We should be competitive in the 50 over version as well, and should be looking to make the final there.
But the key issue, as it always will be, involves getting to #1 in the Test rankings and, once we have, staying there.
That means, for mine, getting to the point where we’ve got our strongest side on the park, with adequate cover for each position and allowances for differing playing conditions.
If there’s one lesson to be learned from the position England currently find themselves in, it’s the need to have a reasonably strong squad with adequate and reasonably experienced reserves.
Using this eleven as the basis for that squad, we want two backup openers, someone who could slot into Three or Four, someone for Five or six, cover for the ‘keeper, three backup quicks with a couple of roles covered between then, a reserve offie, a potential leggie (bearing in mind that it might be Smith) and a left arm tweaker other than Clarke.

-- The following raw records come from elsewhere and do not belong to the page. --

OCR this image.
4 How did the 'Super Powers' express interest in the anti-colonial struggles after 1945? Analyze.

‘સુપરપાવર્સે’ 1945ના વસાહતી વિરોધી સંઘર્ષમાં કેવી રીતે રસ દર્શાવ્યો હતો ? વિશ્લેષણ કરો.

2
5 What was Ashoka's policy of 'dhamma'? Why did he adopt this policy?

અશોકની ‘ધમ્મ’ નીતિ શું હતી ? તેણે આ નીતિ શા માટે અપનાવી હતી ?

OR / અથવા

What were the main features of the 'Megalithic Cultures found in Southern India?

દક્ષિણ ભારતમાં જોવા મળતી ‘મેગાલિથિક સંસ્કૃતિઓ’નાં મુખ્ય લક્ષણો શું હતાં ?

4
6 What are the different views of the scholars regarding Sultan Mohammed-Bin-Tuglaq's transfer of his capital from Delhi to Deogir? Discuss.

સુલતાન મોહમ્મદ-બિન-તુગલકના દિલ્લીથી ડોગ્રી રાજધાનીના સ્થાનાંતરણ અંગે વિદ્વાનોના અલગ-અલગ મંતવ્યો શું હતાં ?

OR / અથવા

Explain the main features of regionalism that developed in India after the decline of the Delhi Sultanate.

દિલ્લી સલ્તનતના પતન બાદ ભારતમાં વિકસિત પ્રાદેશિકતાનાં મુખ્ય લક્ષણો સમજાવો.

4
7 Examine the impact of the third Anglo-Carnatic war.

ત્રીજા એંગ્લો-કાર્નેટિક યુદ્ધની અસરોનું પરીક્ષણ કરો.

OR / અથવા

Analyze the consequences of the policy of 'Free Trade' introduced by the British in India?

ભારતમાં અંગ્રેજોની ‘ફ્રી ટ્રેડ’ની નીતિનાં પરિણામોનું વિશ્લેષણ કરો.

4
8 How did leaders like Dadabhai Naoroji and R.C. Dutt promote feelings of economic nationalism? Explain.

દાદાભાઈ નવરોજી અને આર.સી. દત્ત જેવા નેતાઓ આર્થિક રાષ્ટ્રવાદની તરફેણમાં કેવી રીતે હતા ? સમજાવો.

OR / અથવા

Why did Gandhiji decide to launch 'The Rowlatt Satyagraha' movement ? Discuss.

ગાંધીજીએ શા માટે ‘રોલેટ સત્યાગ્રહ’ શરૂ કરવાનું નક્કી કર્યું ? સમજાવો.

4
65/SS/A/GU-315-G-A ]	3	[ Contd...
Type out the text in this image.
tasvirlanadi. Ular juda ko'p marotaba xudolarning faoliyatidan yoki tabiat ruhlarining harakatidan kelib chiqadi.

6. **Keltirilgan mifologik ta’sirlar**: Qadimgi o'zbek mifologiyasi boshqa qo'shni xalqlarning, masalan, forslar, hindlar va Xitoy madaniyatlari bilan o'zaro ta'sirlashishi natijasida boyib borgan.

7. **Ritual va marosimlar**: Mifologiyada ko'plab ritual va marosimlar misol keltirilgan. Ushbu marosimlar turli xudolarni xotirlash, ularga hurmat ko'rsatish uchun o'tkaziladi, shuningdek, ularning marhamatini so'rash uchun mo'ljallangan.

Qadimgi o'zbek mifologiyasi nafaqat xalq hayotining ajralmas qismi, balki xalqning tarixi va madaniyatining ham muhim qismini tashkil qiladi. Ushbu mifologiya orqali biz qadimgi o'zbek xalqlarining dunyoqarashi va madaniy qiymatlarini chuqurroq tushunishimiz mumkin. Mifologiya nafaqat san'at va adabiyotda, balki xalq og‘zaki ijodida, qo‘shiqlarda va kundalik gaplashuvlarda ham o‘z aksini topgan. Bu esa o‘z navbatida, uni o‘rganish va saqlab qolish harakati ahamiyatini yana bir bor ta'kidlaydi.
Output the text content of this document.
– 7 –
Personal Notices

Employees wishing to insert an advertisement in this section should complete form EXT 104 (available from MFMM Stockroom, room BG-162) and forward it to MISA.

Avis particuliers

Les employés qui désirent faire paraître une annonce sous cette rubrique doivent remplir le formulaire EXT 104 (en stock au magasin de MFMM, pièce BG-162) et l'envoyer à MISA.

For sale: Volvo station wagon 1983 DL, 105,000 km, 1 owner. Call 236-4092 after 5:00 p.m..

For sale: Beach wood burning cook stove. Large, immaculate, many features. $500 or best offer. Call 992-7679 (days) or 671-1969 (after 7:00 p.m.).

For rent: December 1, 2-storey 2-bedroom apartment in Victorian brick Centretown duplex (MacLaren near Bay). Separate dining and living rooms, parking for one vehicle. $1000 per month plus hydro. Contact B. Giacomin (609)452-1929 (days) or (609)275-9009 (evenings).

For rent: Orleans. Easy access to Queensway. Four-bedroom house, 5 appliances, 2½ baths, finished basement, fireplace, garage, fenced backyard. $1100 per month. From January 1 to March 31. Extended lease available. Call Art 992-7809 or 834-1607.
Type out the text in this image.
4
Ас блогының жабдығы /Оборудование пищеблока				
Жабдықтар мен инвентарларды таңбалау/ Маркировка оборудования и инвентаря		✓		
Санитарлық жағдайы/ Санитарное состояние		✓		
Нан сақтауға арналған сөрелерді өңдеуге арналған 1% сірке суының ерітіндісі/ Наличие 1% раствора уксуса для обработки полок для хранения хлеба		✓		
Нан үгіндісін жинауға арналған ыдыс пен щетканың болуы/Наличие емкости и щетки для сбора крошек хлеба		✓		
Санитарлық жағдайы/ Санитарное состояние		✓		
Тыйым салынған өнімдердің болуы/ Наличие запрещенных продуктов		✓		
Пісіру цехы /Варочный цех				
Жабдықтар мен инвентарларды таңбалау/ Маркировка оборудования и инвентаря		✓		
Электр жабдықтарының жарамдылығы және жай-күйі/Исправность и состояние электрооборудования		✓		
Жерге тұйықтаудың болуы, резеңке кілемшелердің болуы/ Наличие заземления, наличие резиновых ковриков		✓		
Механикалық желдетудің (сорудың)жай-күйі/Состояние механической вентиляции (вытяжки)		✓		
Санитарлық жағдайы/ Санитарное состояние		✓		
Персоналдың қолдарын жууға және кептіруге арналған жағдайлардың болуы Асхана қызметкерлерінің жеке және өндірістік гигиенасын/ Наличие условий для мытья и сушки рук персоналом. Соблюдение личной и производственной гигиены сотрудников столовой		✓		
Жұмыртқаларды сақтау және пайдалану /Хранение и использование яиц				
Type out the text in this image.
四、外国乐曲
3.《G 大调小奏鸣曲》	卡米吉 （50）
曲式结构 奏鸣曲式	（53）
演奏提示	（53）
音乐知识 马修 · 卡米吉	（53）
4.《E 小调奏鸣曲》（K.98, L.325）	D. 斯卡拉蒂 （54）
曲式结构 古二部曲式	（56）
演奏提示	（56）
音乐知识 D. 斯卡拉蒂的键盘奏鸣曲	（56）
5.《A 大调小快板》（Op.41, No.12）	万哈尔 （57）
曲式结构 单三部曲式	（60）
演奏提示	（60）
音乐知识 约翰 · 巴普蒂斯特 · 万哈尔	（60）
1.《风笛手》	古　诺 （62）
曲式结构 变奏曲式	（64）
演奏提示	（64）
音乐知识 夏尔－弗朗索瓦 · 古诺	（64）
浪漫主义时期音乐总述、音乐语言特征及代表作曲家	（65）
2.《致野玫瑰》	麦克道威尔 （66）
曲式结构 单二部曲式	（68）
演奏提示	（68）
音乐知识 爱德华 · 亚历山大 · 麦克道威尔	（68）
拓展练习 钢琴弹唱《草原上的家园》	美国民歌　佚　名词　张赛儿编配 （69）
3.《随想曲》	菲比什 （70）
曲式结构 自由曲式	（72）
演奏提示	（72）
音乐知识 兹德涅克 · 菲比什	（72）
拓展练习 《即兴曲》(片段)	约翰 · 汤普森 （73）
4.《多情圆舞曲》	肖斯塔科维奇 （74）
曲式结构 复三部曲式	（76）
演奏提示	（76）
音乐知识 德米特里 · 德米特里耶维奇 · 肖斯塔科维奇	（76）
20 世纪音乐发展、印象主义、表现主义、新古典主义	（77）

Do a head count out of that lot and you’re looking at a group of around twenty, drawn from six Shield squads, which would number somewhere between twenty and thirty players. Say one hundred and twenty regular first class players, and that’s one in six playing, on the verge of playing, or with an outside chance of playing, for Australia.
One in six, or thereabouts.
So, if we’re looking to go on from here, hit the top of the rankings and stay there, we need to ensure that the Shield is the strongest competition we can organise. It has to be hard fought, and it needs to be played on surfaces that aren’t too far removed from Test cricket.
Shield cricket should have batsmen amassing substantial scores against bowlers who are looking to insert themselves in the pecking order when it comes to Australian selection. They need to be doing that on wickets that offer pace and bounce on Day One, flatten out on Days Two and Three and start to take turn on Day Four.
We should be taking a serious look at playing Shield games over five days.
Ironically, one thing that will make that possible is a continuation of this season’s major innovation, playing the interstate one-day series in a block in one capital city. It doesn’t always have to be Sydney, and it probably doesn’t actually need to be a capital city, but the notion of the interstate one-daters as a pre-season comp has definite merit and is worth persisting with.
It serves as a warm-up for the Shield, which runs nicely into the Test series, and since we’re going to be burdened with a Big Bash into the foreseeable future, at least it slots nicely in towards the limited overs side of the international calendar.
And, as far as the emerging players are concerned, we need the up and coming quicks to be working on their batting through that time when their bowling workloads are being strictly managed.
We need to have all batsmen working on being able to bowl something reasonably well. Doesn’t have to be particularly flash, just an ability to land something reasonable on a fairly consistent basis, hopefully with a variation thrown in.
Every player in every squad under the age of twenty-five should also be working towards gaining professional, academic or tradesman qualifications so that they have definite prospects for life after cricket. These things should be a conscious effort on the part of the various State bodies as a way on ensuring the talent isn’t being drawn away by the football codes, which can offer bigger money at an earlier stage in the athlete’s career.
And, whatever we do, when all that starts to sound a little bit too close to routine and mundane, and we’re tempted to do something fancy, we need to give ourselves a pinch, and adopt a constant mantra of Keep it simple, stupid.
Oh, and nothing resembling a thirty-eight page document outlining the dietary requirements, thank you very much.